Et de poursuivre, dans sa logique amnésique : « la situation s’aggrave chaque jour et menace la sécurité et la cohésion de l’ensemble de la société. La violence, toujours inacceptable, grossit sur fond d’injustice, de chômage et de misère sociale, comme on le voit après trois ans de libéralisme échevelé et de mensonges sur l’insécurité »

Les « mensonges sur l’insécurité » ne sont pourtant pas le propre de la droite : ils ont été l’une des caractéristiques de tous les derniers gouvernements de gauche, et portés du parti socialiste à la « gauche républicaine » en passant par certains secteurs du parti communiste. Quant au « libéralisme échevelé », on n’aura garde d’oublier le rôle du gouvernement « gauche plurielle » de Lionel Jospin dans sa mise en place.

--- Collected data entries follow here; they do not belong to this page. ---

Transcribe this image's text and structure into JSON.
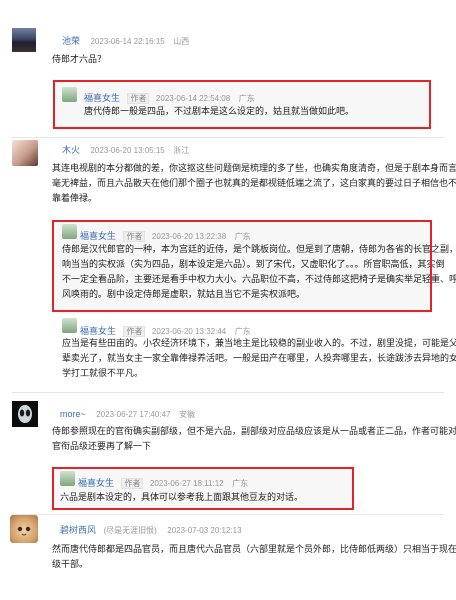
{
  "comments": [
    {
      "user": "池荣",
      "time": "2023-06-14 22:16:15",
      "location": "山西",
      "text": [
        "侍郎才六品？"
      ],
      "replies": [
        {
          "user": "福喜女生",
          "badge": "作者",
          "time": "2023-06-14 22:54:08",
          "location": "广东",
          "text": [
            "唐代侍郎一般是四品，不过剧本是这么设定的，姑且就当做如此吧。"
          ]
        }
      ]
    },
    {
      "user": "木火",
      "time": "2023-06-20 13:05:15",
      "location": "浙江",
      "text": [
        "其连电视剧的本分都做的差，你这抠这些问题倒是梳理的多了些，也确实角度清奇，但是于剧本身而言，",
        "毫无裨益，而且六品散天在他们那个圈子也就真的是都视链低端之流了，这白家真的要过日子相信也不光",
        "靠着俸禄。"
      ],
      "replies": [
        {
          "user": "福喜女生",
          "badge": "作者",
          "time": "2023-06-20 13:22:38",
          "location": "广东",
          "text": [
            "侍郎是汉代郎官的一种，本为宫廷的近侍，是个跳板岗位。但是到了唐朝，侍郎为各省的长官之副，",
            "响当当的实权派（实为四品，剧本设定是六品）。到了宋代，又虚职化了。。。所官职高低，其实倒",
            "不一定全看品阶，主要还是看手中权力大小。六品职位不高，不过侍郎这把椅子是确实举足轻重、呼",
            "风唤雨的。剧中设定侍郎是虚职，就姑且当它不是实权派吧。"
          ]
        },
        {
          "user": "福喜女生",
          "badge": "作者",
          "time": "2023-06-20 13:32:44",
          "location": "广东",
          "text": [
            "应当是有些田亩的。小农经济环境下，兼当地主是比较稳的副业收入的。不过，剧里没提，可能是父",
            "辈卖光了，就当女主一家全靠俸禄养活吧。一般是田产在哪里，人投奔哪里去，长途跋涉去异地的女",
            "学打工就很不平凡。"
          ]
        }
      ]
    },
    {
      "user": "more~",
      "time": "2023-06-27 17:40:47",
      "location": "安徽",
      "text": [
        "侍郎参照现在的官衔确实副部级，但不是六品，副部级对应品级应该是从一品或者正二品，作者可能对于",
        "官衔品级还要再了解一下"
      ],
      "replies": [
        {
          "user": "福喜女生",
          "badge": "作者",
          "time": "2023-06-27 18:11:12",
          "location": "广东",
          "text": [
            "六品是剧本设定的，具体可以参考我上面跟其他豆友的对话。"
          ]
        }
      ]
    },
    {
      "user": "碧树西风",
      "note": "(尽是无涯旧恨)",
      "time": "2023-07-03 20:12:13",
      "location": "",
      "text": [
        "然而唐代侍郎都是四品官员，而且唐代六品官员（六部里就是个员外郎，比侍郎低两级）只相当于现在的厅",
        "级干部。"
      ],
      "replies": []
    }
  ],
  "colors": {
    "name": "#3f6fb4",
    "highlight": "#e0242a",
    "meta": "#999999"
  }
}
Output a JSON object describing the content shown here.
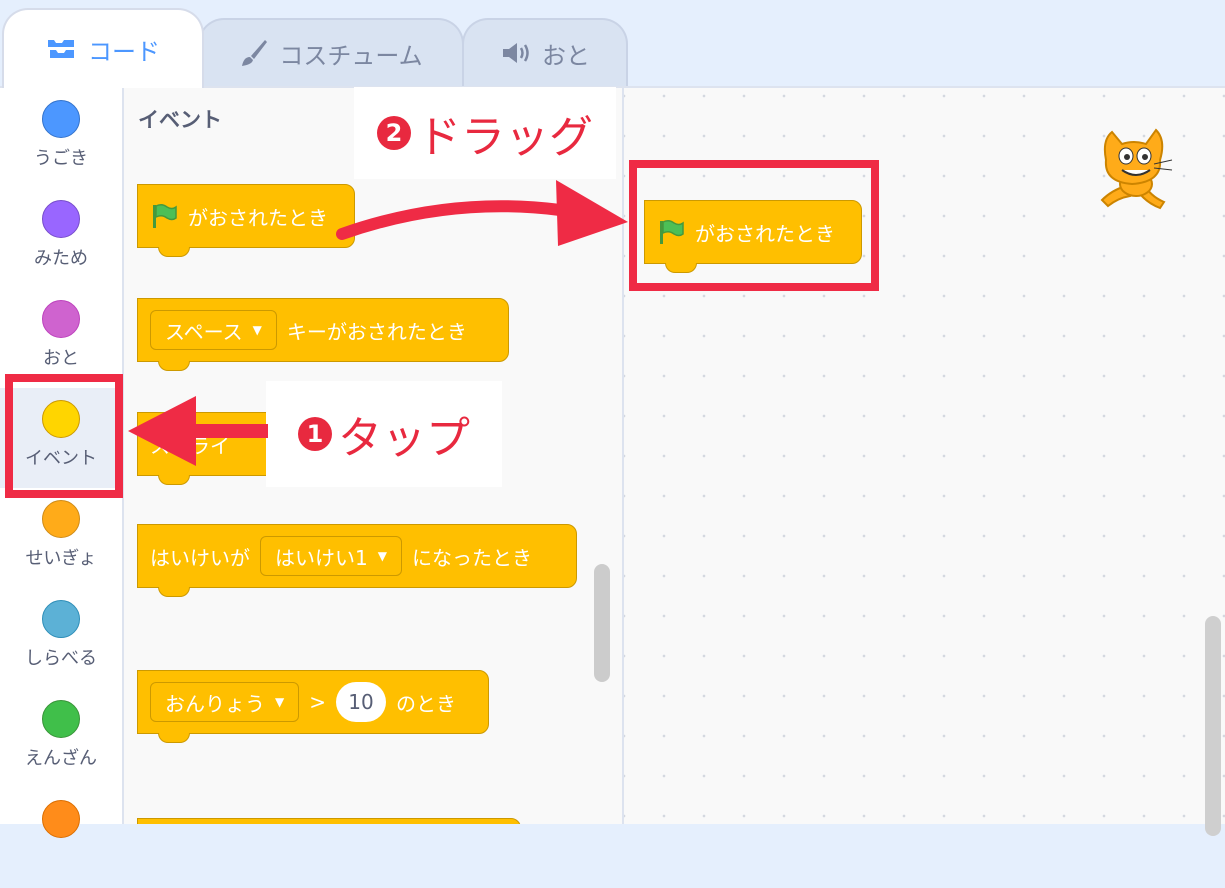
{
  "tabs": {
    "code": "コード",
    "costume": "コスチューム",
    "sound": "おと"
  },
  "categories": [
    {
      "label": "うごき",
      "color": "#4c97ff"
    },
    {
      "label": "みため",
      "color": "#9966ff"
    },
    {
      "label": "おと",
      "color": "#cf63cf"
    },
    {
      "label": "イベント",
      "color": "#ffd500"
    },
    {
      "label": "せいぎょ",
      "color": "#ffab19"
    },
    {
      "label": "しらべる",
      "color": "#5cb1d6"
    },
    {
      "label": "えんざん",
      "color": "#40bf4a"
    },
    {
      "label": "",
      "color": "#ff8c1a"
    }
  ],
  "palette": {
    "heading": "イベント",
    "blocks": {
      "flag_clicked": "がおされたとき",
      "key_pressed_dropdown": "スペース",
      "key_pressed_text": "キーがおされたとき",
      "sprite_clicked_partial": "スプライ",
      "backdrop_text_prefix": "はいけいが",
      "backdrop_dropdown": "はいけい1",
      "backdrop_text_suffix": "になったとき",
      "loudness_dropdown": "おんりょう",
      "loudness_op": ">",
      "loudness_value": "10",
      "loudness_suffix": "のとき"
    }
  },
  "workspace": {
    "flag_block_label": "がおされたとき"
  },
  "annotations": {
    "step1_number": "1",
    "step1_label": "タップ",
    "step2_number": "2",
    "step2_label": "ドラッグ",
    "highlight_color": "#ef2b45"
  }
}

On ne s’étonnera pas que la révérence formelle – et clandestine – de Vincent Léna au discours des Indigènes de la République ne débouche au final que sur des phrases creuses :

« il faudra construire une nouvelle utopie du vivre ensemble, mobiliser toute la société contre les dérives qui la minent, valoriser le potentiel incroyable des quartiers, et susciter de nouvelles formes de militantisme ». Quand on a dit ça, on n’a rien dit. La dernière phrase de l’article va plus loin encore dans l’inutile :

« La gauche doit être à l’écoute et se préparer à relayer cette nouvelle lutte sociale, pour dénoncer les fauteurs de troubles, pour porter la parole de la France qui va mal et s’engager au quotidien pour l’égalité des droits. »

Or, « l’égalité des droits » (entre qui et qui ?) est sans doute une bonne chose : mais pour l’essentiel, elle est acquise. Le Code de l’indigénat est abrogé, en droit, depuis bien longtemps, et les jeunes indigènes des quartiers populaires ont les mêmes droits au RMI et aux stages bidon que les jeunes bourgeois blancs des quartiers chic. Grands patrons cotés en Bourse et chômeurs ont le même droit de coucher sous les ponts. Il n’y a pas une « France qui va mal » dont il faudrait simplement « porter la parole ». Il y a une France structurellement inégalitaire, et dont les structures mêmes doivent être mise cause.

Ainsi, si le discours des Indigènes a pu marquer des points, ils ne doivent ni se désoler d’avoir perdu le monopole d’une idée forte, ni se reposer sur des lauriers qui se dessécheront vite. Leur objectif idéologique n’a jamais été d’être au centre du débat, mais d’y placer la problématique post-coloniale. Et leur objectif politique n’a jamais été d’être reconnus pour ce qu’ils sont, mais de provoquer la fin du nouvel indigénat. Cet objectif politique reste plus que jamais à l’ordre du jour, et cela passe par autre chose que des discours.